韦新宇 张文静 曾跃辉 肖长春 张 锐 黄建鸿 许旭明，

（1三明市农业科学研究院生物技术研究所，福建 三明 365500；2福建省（山区）作物遗传改良与创新利用重点实验室，福建 三明 365500；3三明市农业科学研究院水稻研究所，福建 三明 365500）

光身稻（Oryzaglaberrima）因其茎秆、叶片和谷壳等组织表面光滑无毛而得名，又叫光叶稻或光壳稻。光身稻具有广亲和性、对强光适应能力强、抗倒伏性强、适合机械化操作和节省储运空间等优良特性［1-4］，已作为杂交水稻育种重要的种质资源被加以研究和利用［5］。
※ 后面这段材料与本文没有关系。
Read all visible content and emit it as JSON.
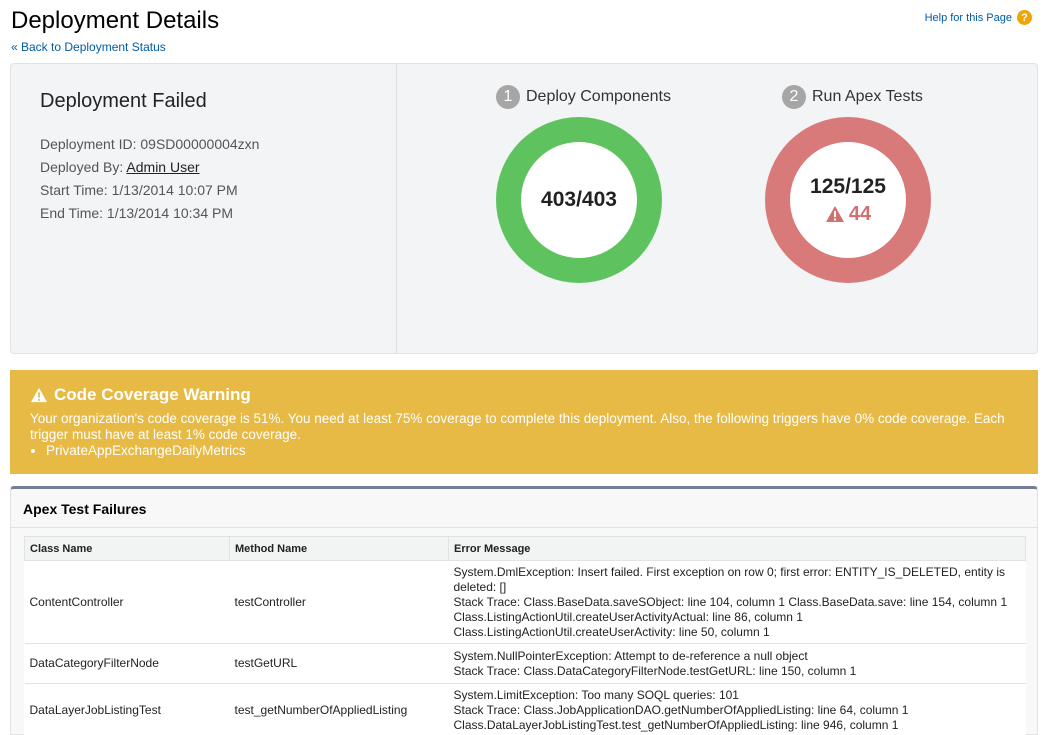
{
  "header": {
    "title": "Deployment Details",
    "back_link": "« Back to Deployment Status",
    "help_link": "Help for this Page",
    "help_icon": "question-icon"
  },
  "summary": {
    "status_title": "Deployment Failed",
    "deployment_id_label": "Deployment ID:",
    "deployment_id": "09SD00000004zxn",
    "deployed_by_label": "Deployed By:",
    "deployed_by": "Admin User",
    "start_time_label": "Start Time:",
    "start_time": "1/13/2014 10:07 PM",
    "end_time_label": "End Time:",
    "end_time": "1/13/2014 10:34 PM"
  },
  "steps": [
    {
      "number": "1",
      "label": "Deploy Components",
      "value": "403/403",
      "color": "#5ec35e"
    },
    {
      "number": "2",
      "label": "Run Apex Tests",
      "value": "125/125",
      "failures": "44",
      "color": "#d97a7a",
      "failure_icon": "warning-triangle-icon"
    }
  ],
  "warning": {
    "title": "Code Coverage Warning",
    "icon": "warning-triangle-icon",
    "message": "Your organization's code coverage is 51%. You need at least 75% coverage to complete this deployment. Also, the following triggers have 0% code coverage. Each trigger must have at least 1% code coverage.",
    "items": [
      "PrivateAppExchangeDailyMetrics"
    ],
    "color": "#e7b945"
  },
  "failures": {
    "title": "Apex Test Failures",
    "columns": [
      "Class Name",
      "Method Name",
      "Error Message"
    ],
    "rows": [
      {
        "class_name": "ContentController",
        "method_name": "testController",
        "error": "System.DmlException: Insert failed. First exception on row 0; first error: ENTITY_IS_DELETED, entity is deleted: []\nStack Trace: Class.BaseData.saveSObject: line 104, column 1 Class.BaseData.save: line 154, column 1\nClass.ListingActionUtil.createUserActivityActual: line 86, column 1\nClass.ListingActionUtil.createUserActivity: line 50, column 1"
      },
      {
        "class_name": "DataCategoryFilterNode",
        "method_name": "testGetURL",
        "error": "System.NullPointerException: Attempt to de-reference a null object\nStack Trace: Class.DataCategoryFilterNode.testGetURL: line 150, column 1"
      },
      {
        "class_name": "DataLayerJobListingTest",
        "method_name": "test_getNumberOfAppliedListing",
        "error": "System.LimitException: Too many SOQL queries: 101\nStack Trace: Class.JobApplicationDAO.getNumberOfAppliedListing: line 64, column 1\nClass.DataLayerJobListingTest.test_getNumberOfAppliedListing: line 946, column 1"
      }
    ]
  }
}
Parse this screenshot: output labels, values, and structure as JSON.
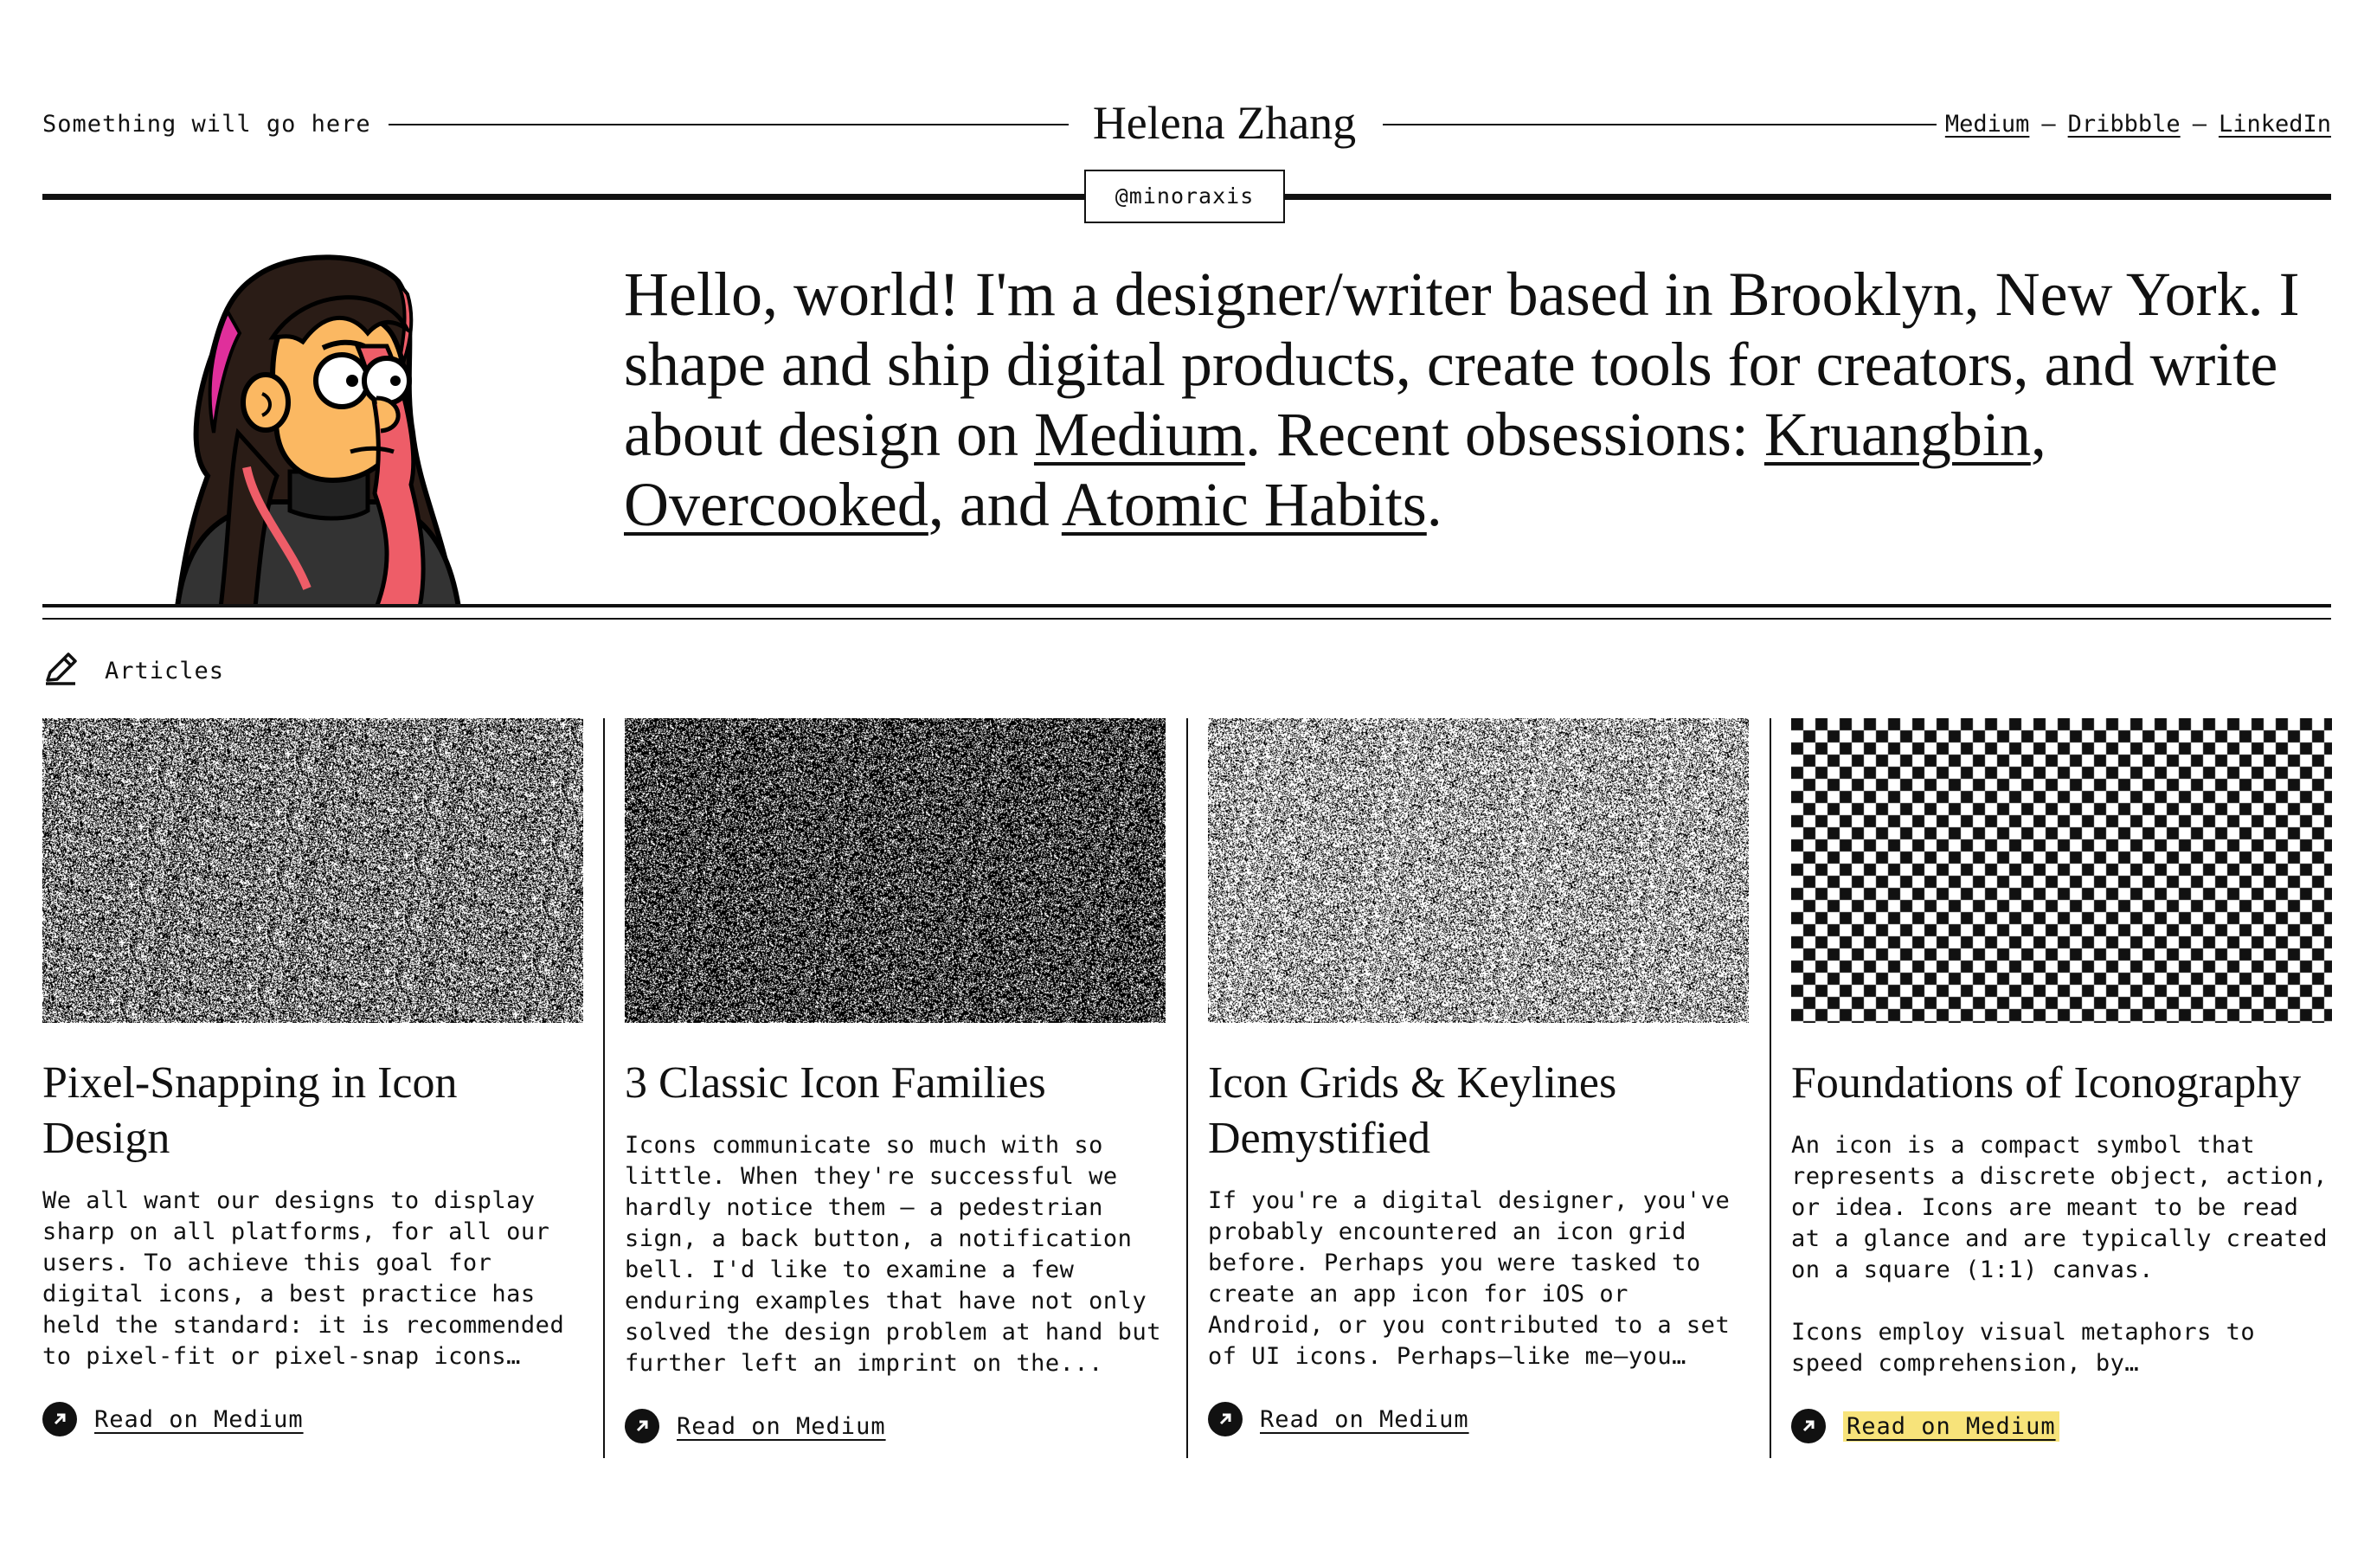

植物表皮毛起源于表皮细胞，是一种表皮组织向外延伸的毛状突起，在植物体中普遍存在，可由单细胞或多细胞构成，形态结构多样［6-8］。水稻的表皮毛为双细胞毛状体，呈圆柱状分布［9］。目前，对水稻表皮毛性状的研究主要集中在叶片和颖壳［5］。光身稻的无表皮毛性状主要表现为叶片和颖壳表面毛状体的减少或缺失。已报道的与水稻茸毛生长发育相关的基因HL6［10］、HL1［11］和GL6［12］，均已被定位在水稻第6 号染色体上，且叶片长毛表型均受细胞核单基因控制，属显性遗传。已报道的水稻光身基因wmg2［13］位于第3 号染色体上，wmg1［13］位于第4 号染色体上，GL5［10］、NUDA/GL-1［14］、dep［9］、gl-l［15］、GLAG5［16］位于第5 号染色体上，GLR3［17］、OsSPL10［18］、gl6［19］、GLL［20］位于第6 号染色体上。其中，GL5基因被精细定位在水稻第5号染色体33 kb 区间内，GL5基因的表达水平降低导致表皮毛的缺失［10］；NUDA/GL-1基因座被精细定位在水稻第5 号染色体28.5 kb 区间内，通过RNAi 和互补分析，确认一个编码具有WUSCHEL结构域蛋白的同源基因（OsWOX3B）作为候选基因［14］；dep基因被精细定位在水稻第5 号染色体22 kb 区间内，互补试验证实dep基因对无毛表型具有调节作用［9］。位于第6号染色体上的OsSPL10启动子区发生变异导致籼稻品种WD-17993出现无毛性状［18］，也有研究表明OsSPL10是水稻茸毛发育的正向调控基因，其与OsWOX3B、OsPLT2基因间存在遗传互作，共同调控水稻表皮毛的起始发生和伸长［21］。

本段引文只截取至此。